Assuming trees are rooted and fully bifurcating, I think the following will
work. I tried a few tests and it seemed to work. I traded a few emails back
and forth with Jake to make sure I understood what he wanted. Guess what I
was supposed to be working on wasn't holding my attention...
Best,
Eliot
library(geiger)
first <- sim.bdtree(n=50)
second <- sim.bdtree(n=1000)
third <- sim.bdtree(n=2000)
tableSetup <- function(tree1, tree2)
{
output <-
data.frame(matrix(nrow=min(c(length(tree1$tip.label),length(tree2$tip.label)))-1,
ncol=2))
names(output) <- c("tree1", "tree2")
output
}
#least inclusive=if there are multiple nodes in tree 2 which could
potentially be mapped to
#a node in tree 1, do you want to keep the smallest or the largest one? for
example:
#((A,B),Z) vs (((A,B),Z),C), where C doesn't occur in tree 1. Do you want
the matched node
#from tree 2 to be A,B,Z or A,B,Z,C.
equivCut <- function(tree1, tree2, results, least.inclusive)
{
#identify nodes that appear more than once
dups <- unique(results[,2][duplicated(results[,2])])
#if there aren't any, return the original results
if(length(dups)==0)
{
return(results)
}
#loop through, add details on size of clade to data frame
for(i in 1:length(dups))
{
#set aside all the results that pertain to that node
setAside <- results[results[,2]==dups[i],]
#go through each node and figure out how many taxa descend from that
node
temp <- data.frame(matrix(nrow=dim(setAside)[1], ncol=2))
names(temp) <- c("node","no.taxa")
for(j in 1:dim(setAside)[1])
{
temp[j,"node"] <- setAside[j,"tree1"]
temp[j,"no.taxa"] <- length(extract.clade(tree1,
setAside[j,"tree1"])$tip.label)
}
#now you can decide which of these to keep
if(least.inclusive)
{
keep <- temp$node[temp$no.taxa==min(temp$no.taxa)]
toDrop <- setdiff(temp$node, keep)
results <- results[!(results$tree1 %in% toDrop),]
}
else
{
keep <- temp$node[temp$no.taxa==max(temp$no.taxa)]

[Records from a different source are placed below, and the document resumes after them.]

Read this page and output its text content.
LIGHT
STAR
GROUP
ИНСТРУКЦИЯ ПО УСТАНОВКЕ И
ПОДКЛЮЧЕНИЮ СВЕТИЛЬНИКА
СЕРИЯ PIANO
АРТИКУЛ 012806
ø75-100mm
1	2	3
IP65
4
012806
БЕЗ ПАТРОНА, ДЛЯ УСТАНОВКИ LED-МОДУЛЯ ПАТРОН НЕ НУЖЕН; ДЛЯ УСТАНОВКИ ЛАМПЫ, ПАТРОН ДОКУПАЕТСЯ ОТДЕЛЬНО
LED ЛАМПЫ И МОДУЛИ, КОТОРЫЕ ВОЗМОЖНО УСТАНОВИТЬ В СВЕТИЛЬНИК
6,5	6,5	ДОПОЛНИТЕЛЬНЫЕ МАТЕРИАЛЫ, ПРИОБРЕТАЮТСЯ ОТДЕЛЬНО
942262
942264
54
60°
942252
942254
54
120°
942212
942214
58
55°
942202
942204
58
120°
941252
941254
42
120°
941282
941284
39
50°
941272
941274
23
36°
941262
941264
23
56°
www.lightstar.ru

toDrop <- setdiff(temp$node, keep)
results <- results[!(results$tree1 %in% toDrop),]
}
}
results
}
idMatches <- function(tree1, tree2, least.inclusive=TRUE)
{
#set the results table up
results <- tableSetup(tree1, tree2)
#define tree1 nodes here
nodes1 <- (length(tree1$tip.label)+1):max(tree1$edge)
for(i in 1:length(nodes1))
{
#set the correct row in the tree1 column to the node in question
results[i,1] <- nodes1[i]
#find the descendants of this node
tips1 <- tips(tree1, nodes1[i])
#drop these to just tips that are in tree 2
tips1 <- tips1[tips1 %in% tree2$tip.label]
#if there's nothing left, set to no match and move on
if(length(tips1)==0)
{
results[i,2] <- "no.match"
next()
}
#find the MRCA of those tips in tree 2
#if there's only a single taxon left, pull the node it descends from
(getMRCA will fail)
if(length(tips1==1))
{
edge2 <- which.edge(tree2, tips1)
mrca2 <- tree2$edge[edge2,][1]
}
else
{
mrca2 <- getMRCA(tree2, tips1)
}
#find the descendants of that node
tips2 <- tips(tree2, mrca2)
#drop to just taxa that are in tree1
tips2 <- tips2[tips2 %in% tree1$tip.label]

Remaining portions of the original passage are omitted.